Possible Duplicate:
Best way to prevent SQL injection in PHP?
This is a simple registration I made in PHP.
I just want to know how to make it really secure, as I am new to PHP, so examples would help also. All in all, any resources or guidance would be great.
<?php
$email = $_POST["email"];
$password = $_POST["password"];
$fname = $_POST["first_name"];
$lname = $_POST["last_name"];
$db = "mydatabase";
$connect = mysql_connect("localhost","root","");
if(!$connect){
die('Could not connect.');
}
$query = "INSERT INTO users (id, email, password, first_name, last_name) VALUES (DEFAULT, '".$email."', '".$password."', '".$fname."', '".$lname."')";
mysql_select_db($db, $connect);
if(!mysql_query($query)){
echo 'Failed: '.mysql_error();
}
else{
echo 'You have registered.';
}
mysql_close($connect);
?>
and this is the register input form
<html>
<head>
</html>
<body>
<form action="new_user_db.php" method="POST">
<input type="text" name="first_name" placeholder="First Name" required><br>
<input type="text" name="last_name" placeholder="Last Name" required><br>
<input type="email" name="email" placeholder="E-mail" required><br>
<input type="password" name="password" placeholder="Password" required><br>
<input type="submit" value="Register">
</form>
</body>
</html>
thanks for all your feedback!
Security Issues:
Use MySQLi/PDO. mysql_ functions are deprecated.

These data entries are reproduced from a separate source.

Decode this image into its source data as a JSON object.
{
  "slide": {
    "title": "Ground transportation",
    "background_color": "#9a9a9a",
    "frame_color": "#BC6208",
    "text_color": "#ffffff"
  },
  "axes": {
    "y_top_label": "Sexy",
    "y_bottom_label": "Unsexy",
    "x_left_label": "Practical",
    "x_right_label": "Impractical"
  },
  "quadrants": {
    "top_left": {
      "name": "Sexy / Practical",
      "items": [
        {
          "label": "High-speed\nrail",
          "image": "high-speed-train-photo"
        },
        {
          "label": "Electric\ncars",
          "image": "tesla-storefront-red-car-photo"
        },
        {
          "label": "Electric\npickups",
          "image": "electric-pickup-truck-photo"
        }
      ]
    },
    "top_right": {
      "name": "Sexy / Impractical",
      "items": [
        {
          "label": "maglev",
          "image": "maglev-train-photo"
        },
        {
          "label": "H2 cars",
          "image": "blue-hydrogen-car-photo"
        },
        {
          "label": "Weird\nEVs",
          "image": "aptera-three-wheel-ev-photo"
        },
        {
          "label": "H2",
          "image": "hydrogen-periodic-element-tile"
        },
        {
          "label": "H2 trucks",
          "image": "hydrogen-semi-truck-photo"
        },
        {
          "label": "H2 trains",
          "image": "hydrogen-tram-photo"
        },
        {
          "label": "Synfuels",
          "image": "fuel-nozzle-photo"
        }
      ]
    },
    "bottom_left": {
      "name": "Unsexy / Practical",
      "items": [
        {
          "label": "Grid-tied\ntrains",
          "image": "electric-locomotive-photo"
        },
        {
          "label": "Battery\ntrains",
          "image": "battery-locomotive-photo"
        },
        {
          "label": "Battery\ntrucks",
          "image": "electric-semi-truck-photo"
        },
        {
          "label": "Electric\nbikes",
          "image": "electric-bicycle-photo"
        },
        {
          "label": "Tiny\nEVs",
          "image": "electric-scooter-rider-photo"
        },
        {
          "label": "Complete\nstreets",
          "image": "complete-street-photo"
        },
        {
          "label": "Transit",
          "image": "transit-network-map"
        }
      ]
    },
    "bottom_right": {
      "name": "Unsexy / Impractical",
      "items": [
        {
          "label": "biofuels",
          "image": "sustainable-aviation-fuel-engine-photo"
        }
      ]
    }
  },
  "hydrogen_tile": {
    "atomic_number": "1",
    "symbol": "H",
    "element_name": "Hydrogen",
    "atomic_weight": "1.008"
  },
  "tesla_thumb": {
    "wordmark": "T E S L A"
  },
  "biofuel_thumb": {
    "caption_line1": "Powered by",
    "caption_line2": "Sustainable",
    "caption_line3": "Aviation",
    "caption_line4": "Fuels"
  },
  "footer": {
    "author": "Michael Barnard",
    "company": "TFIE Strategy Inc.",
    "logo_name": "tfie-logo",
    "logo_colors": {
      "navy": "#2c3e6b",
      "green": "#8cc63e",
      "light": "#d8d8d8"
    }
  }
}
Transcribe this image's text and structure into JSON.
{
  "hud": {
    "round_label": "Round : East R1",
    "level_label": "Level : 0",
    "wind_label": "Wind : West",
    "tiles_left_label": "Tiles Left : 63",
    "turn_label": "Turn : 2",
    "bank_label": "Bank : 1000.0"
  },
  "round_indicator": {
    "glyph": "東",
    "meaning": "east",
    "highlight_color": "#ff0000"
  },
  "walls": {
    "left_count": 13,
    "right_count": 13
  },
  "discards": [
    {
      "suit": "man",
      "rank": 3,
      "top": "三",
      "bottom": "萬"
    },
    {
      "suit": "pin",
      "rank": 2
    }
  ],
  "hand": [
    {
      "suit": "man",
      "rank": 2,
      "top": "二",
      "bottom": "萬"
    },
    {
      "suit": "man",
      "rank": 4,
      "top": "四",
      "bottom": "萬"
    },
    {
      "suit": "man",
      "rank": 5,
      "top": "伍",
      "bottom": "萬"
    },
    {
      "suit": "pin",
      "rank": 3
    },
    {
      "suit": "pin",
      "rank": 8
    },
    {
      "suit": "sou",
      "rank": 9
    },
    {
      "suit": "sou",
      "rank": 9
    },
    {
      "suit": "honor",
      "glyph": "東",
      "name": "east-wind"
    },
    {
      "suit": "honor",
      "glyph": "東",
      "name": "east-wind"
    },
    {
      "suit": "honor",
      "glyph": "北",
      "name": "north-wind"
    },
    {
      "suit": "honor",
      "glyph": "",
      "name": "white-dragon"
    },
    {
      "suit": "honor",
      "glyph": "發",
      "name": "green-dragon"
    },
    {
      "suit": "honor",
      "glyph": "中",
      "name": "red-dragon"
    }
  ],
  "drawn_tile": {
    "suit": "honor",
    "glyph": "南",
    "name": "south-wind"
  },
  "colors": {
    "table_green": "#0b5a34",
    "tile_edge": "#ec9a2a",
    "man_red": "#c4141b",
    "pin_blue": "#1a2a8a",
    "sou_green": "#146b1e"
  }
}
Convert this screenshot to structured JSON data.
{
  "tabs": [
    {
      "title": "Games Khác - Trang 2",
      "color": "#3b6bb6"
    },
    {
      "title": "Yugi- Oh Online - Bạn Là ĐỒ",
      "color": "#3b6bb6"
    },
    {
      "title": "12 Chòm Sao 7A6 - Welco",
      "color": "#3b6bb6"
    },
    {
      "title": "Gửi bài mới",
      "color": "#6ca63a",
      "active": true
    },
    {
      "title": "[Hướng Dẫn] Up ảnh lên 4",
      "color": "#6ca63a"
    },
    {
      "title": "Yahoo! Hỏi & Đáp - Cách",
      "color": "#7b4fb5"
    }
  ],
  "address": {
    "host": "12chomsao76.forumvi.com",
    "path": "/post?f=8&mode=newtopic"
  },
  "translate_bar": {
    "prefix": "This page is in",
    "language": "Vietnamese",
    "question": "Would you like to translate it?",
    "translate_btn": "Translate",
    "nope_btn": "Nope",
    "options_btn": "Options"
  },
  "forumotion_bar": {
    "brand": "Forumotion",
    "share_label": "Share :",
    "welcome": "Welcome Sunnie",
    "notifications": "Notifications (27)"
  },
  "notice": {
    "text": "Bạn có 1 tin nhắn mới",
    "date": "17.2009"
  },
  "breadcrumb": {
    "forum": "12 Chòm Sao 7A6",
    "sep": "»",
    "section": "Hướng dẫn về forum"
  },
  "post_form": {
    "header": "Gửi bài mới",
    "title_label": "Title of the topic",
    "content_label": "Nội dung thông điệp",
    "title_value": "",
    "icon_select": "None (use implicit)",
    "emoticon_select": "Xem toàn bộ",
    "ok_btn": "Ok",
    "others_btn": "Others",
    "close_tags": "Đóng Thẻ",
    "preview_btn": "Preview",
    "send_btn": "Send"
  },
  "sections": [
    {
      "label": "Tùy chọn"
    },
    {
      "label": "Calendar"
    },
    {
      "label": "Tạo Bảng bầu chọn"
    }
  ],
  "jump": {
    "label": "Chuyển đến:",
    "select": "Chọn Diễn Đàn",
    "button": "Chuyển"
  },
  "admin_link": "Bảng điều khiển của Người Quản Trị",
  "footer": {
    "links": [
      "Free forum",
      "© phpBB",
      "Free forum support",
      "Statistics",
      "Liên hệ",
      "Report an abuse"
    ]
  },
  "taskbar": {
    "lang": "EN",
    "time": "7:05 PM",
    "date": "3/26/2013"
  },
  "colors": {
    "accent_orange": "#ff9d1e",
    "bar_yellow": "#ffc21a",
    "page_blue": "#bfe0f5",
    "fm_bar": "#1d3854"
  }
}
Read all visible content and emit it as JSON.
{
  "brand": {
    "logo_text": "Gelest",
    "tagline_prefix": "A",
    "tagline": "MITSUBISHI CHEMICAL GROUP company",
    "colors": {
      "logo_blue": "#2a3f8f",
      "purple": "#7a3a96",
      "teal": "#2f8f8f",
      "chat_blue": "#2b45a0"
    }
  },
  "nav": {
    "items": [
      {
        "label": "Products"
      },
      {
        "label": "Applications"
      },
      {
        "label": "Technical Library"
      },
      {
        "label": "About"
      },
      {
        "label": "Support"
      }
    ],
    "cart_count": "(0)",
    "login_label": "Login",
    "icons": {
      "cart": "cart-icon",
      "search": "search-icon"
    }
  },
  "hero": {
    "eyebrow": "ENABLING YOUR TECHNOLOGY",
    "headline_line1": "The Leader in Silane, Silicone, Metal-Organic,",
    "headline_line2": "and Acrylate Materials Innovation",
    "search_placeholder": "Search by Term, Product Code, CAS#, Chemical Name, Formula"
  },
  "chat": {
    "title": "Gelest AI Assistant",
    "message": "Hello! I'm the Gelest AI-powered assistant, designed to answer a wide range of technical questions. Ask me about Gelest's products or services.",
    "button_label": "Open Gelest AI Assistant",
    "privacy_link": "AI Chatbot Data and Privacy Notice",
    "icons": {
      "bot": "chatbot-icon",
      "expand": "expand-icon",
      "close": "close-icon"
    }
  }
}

Stop using the root account to run your mysql queries. Create a new database user with the minimum required privileges
Finally (unrelated to PHP), look into SSL and securing the movement of credentials from client to server.
Also, not a security risk but…
Having your credentials in every single PHP file that uses it is bad practice. Put it in a separate PHP and include/require it, whenever you want to make a connection. That prevents you having to make several changes when changing database server/user/password.